Maybe, but the Sharks looked a step slow - maybe two steps slow - while searching for their footing against the Penguins, who rallied from a 3-2 deficit to edge the Tampa Bay Lightning in seven games to advance to their first Cup Final since 2009.

Rust, who surprisingly made the team out of training camp and became an unlikely playoff star by scoring both of Pittsburgh's goals in Game 7 against the Lightning, gave the Penguins the lead 12:46 into the first when he slammed home a rebound off a Justin Schultz shot for his sixth of the postseason, a franchise record for playoff goals by a rookie.

Less than a minute later Sheary, who didn't become a regular until the middle of January, made it 2-0 when Sidney Crosby whipped a blind backhand cross-ice pass to Sheary's stick. The rookie's wrist shot from the right circle zipped by Jones and the Penguins appeared to be in complete command by overwhelming the Sharks in a way few have in months.

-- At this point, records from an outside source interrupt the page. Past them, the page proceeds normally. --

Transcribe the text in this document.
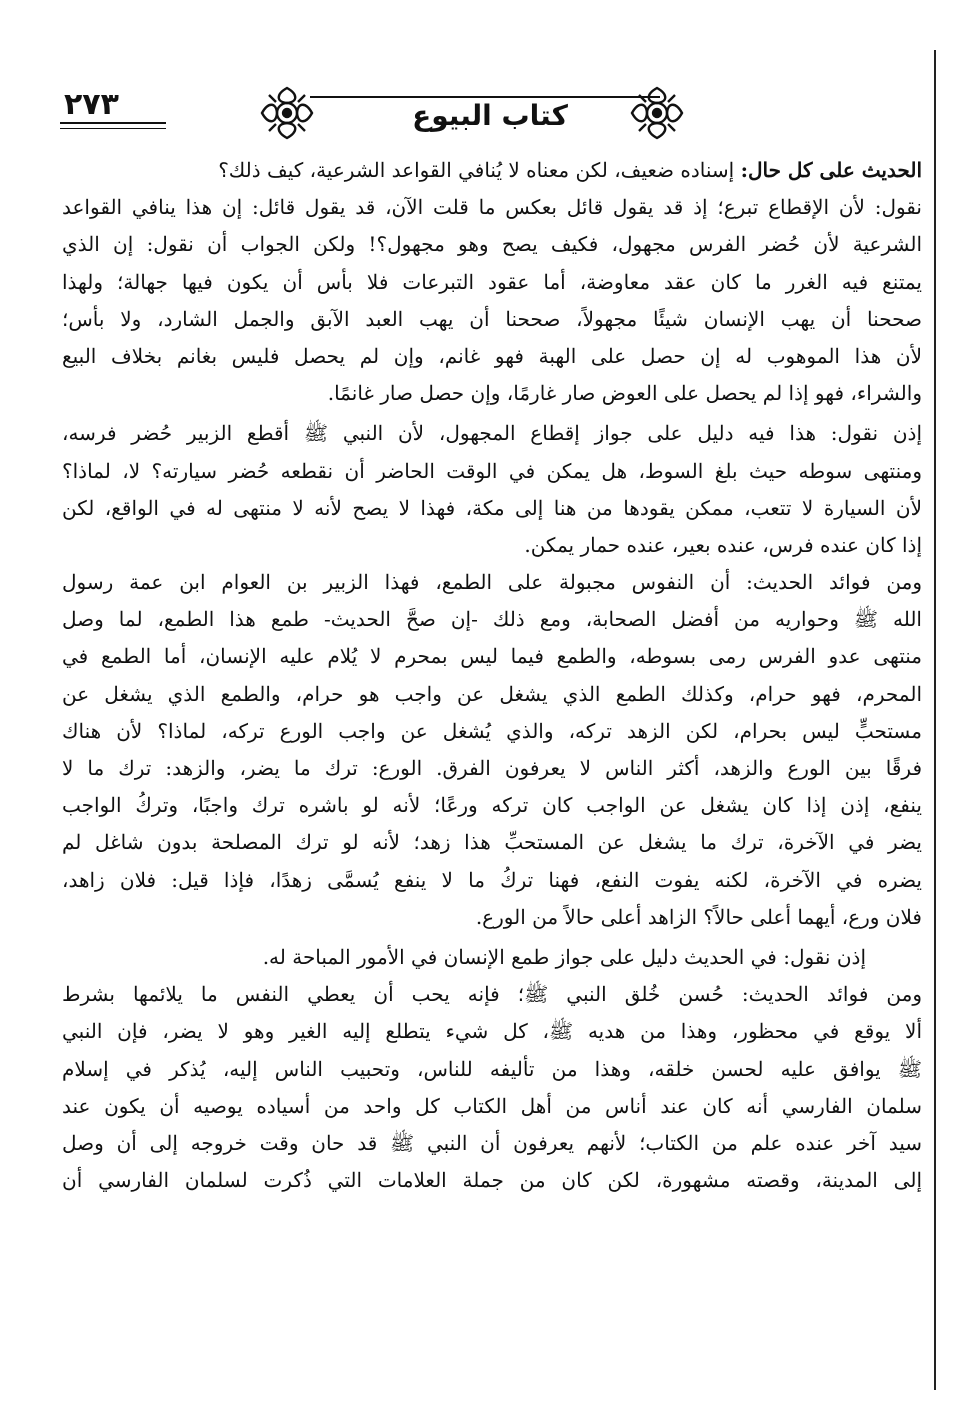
٢٧٣	كتاب البيوع
الحديث على كل حال: إسناده ضعيف، لكن معناه لا يُنافي القواعد الشرعية، كيف ذلك؟
نقول: لأن الإقطاع تبرع؛ إذ قد يقول قائل بعكس ما قلت الآن، قد يقول قائل: إن هذا ينافي القواعد
الشرعية لأن حُضر الفرس مجهول، فكيف يصح وهو مجهول؟! ولكن الجواب أن نقول: إن الذي
يمتنع فيه الغرر ما كان عقد معاوضة، أما عقود التبرعات فلا بأس أن يكون فيها جهالة؛ ولهذا
صححنا أن يهب الإنسان شيئًا مجهولاً، صححنا أن يهب العبد الآبق والجمل الشارد، ولا بأس؛
لأن هذا الموهوب له إن حصل على الهبة فهو غانم، وإن لم يحصل فليس بغانم بخلاف البيع
والشراء، فهو إذا لم يحصل على العوض صار غارمًا، وإن حصل صار غانمًا.
إذن نقول: هذا فيه دليل على جواز إقطاع المجهول، لأن النبي ﷺ أقطع الزبير حُضر فرسه،
ومنتهى سوطه حيث بلغ السوط، هل يمكن في الوقت الحاضر أن نقطعه حُضر سيارته؟ لا، لماذا؟
لأن السيارة لا تتعب، ممكن يقودها من هنا إلى مكة، فهذا لا يصح لأنه لا منتهى له في الواقع، لكن
إذا كان عنده فرس، عنده بعير، عنده حمار يمكن.
ومن فوائد الحديث: أن النفوس مجبولة على الطمع، فهذا الزبير بن العوام ابن عمة رسول
الله ﷺ وحواريه من أفضل الصحابة، ومع ذلك -إن صحَّ الحديث- طمع هذا الطمع، لما وصل
منتهى عدو الفرس رمى بسوطه، والطمع فيما ليس بمحرم لا يُلام عليه الإنسان، أما الطمع في
المحرم، فهو حرام، وكذلك الطمع الذي يشغل عن واجب هو حرام، والطمع الذي يشغل عن
مستحبٍّ ليس بحرام، لكن الزهد تركه، والذي يُشغل عن واجب الورع تركه، لماذا؟ لأن هناك
فرقًا بين الورع والزهد، أكثر الناس لا يعرفون الفرق. الورع: ترك ما يضر، والزهد: ترك ما لا
ينفع، إذن إذا كان يشغل عن الواجب كان تركه ورعًا؛ لأنه لو باشره ترك واجبًا، وتركُ الواجب
يضر في الآخرة، ترك ما يشغل عن المستحبِّ هذا زهد؛ لأنه لو ترك المصلحة بدون شاغل لم
يضره في الآخرة، لكنه يفوت النفع، فهنا تركُ ما لا ينفع يُسمَّى زهدًا، فإذا قيل: فلان زاهد،
فلان ورع، أيهما أعلى حالاً؟ الزاهد أعلى حالاً من الورع.
إذن نقول: في الحديث دليل على جواز طمع الإنسان في الأمور المباحة له.
ومن فوائد الحديث: حُسن خُلق النبي ﷺ؛ فإنه يحب أن يعطي النفس ما يلائمها بشرط
ألا يوقع في محظور، وهذا من هديه ﷺ، كل شيء يتطلع إليه الغير وهو لا يضر، فإن النبي
ﷺ يوافق عليه لحسن خلقه، وهذا من تأليفه للناس، وتحبيب الناس إليه، يُذكر في إسلام
سلمان الفارسي أنه كان عند أناس من أهل الكتاب كل واحد من أسياده يوصيه أن يكون عند
سيد آخر عنده علم من الكتاب؛ لأنهم يعرفون أن النبي ﷺ قد حان وقت خروجه إلى أن وصل
إلى المدينة، وقصته مشهورة، لكن كان من جملة العلامات التي ذُكرت لسلمان الفارسي أن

San Jose and its group of Cup newcomers regained its composure in the intermission and responded with a big surge. Hertl jammed a shot from just outside the crease between Murray's legs on the power play 3:02 into the second to give the Sharks momentum. Late in the second, Marleau collected a rebound off a Brent Burns one-timer behind the Pittsburgh net and then beat Murray on a wraparound to the far post that caromed off Murray's extended right leg and into the net.